Tech stack determines software quality depending on the authors of the software of course.
But certain stacks allow devs to ship faster, fix bugs faster and accommodate user needs.
Look at what 37Signals is able to do with [1] 5 Product Software Engineers. their output is literally 100x of their competitors.
> Look at what 37Signals is able to do with [1] 5 Product Software Engineers. their output is literally 100x of their competitors.
The linked Tweet thread says they have 16 Software Engineers and a separate ops team that he's not counting for some reason.
There are also comments further down that thread about how their "designers" also code, so there is definitely some creative wordplay happening to make the number of programmers sound as small as possible.
Basecamp (37Signals) also made headlines for losing a lot of employees in recent years. They had more engineers in the past when they were building their products.
Basecamp is also over 20 years old and, to be honest, not very feature filled. It's okay-ish if your needs fit within their features, but there's a reason it's not used by a lot of people.

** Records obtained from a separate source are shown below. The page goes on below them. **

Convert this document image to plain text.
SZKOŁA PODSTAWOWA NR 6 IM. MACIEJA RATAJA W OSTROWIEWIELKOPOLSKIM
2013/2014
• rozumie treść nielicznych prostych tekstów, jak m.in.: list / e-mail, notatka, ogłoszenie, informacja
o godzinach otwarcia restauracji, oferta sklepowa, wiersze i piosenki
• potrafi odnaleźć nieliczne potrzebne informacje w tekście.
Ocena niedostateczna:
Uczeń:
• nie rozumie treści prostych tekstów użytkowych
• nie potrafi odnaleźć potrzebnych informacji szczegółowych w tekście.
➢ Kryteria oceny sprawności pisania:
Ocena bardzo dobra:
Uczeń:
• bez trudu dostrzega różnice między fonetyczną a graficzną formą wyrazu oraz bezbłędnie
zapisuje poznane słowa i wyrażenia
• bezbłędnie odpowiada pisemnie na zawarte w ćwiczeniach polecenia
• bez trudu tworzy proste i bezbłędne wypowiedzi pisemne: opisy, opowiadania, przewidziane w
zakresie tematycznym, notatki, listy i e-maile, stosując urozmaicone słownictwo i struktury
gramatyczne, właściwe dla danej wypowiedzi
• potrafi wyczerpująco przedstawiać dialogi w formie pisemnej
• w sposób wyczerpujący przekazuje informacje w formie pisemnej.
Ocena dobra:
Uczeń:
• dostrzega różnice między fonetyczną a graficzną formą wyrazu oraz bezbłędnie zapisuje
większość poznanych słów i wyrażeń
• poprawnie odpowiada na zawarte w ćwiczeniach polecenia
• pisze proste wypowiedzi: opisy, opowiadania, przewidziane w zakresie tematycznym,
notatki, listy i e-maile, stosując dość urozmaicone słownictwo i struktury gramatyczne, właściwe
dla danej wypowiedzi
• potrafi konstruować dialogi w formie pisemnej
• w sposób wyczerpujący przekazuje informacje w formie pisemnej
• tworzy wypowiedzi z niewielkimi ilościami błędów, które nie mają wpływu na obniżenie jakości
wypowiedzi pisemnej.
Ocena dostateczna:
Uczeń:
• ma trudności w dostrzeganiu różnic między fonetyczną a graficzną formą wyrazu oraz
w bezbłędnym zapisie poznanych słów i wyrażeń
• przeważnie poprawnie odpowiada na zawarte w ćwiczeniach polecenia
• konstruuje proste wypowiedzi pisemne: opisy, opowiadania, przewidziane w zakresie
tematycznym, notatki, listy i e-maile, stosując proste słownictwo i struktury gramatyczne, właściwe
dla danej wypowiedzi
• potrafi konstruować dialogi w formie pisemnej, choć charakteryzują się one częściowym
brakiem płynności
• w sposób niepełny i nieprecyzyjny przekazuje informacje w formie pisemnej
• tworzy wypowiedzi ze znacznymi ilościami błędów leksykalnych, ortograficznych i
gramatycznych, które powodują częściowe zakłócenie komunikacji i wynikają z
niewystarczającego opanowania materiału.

DHH revealed their requests per second rate in a Twitter argument a while ago and it was a surprisingly low number. This was in the context of him claiming that he could host it all on one or two very powerful servers, if I recall correctly.
When discussing all things Basecamp (37Signals) it's really important to remember that their loud internet presence makes them seem like they have a lot more users than they really do. They've also been refining basically the same product for two decades and had larger teams working in the past.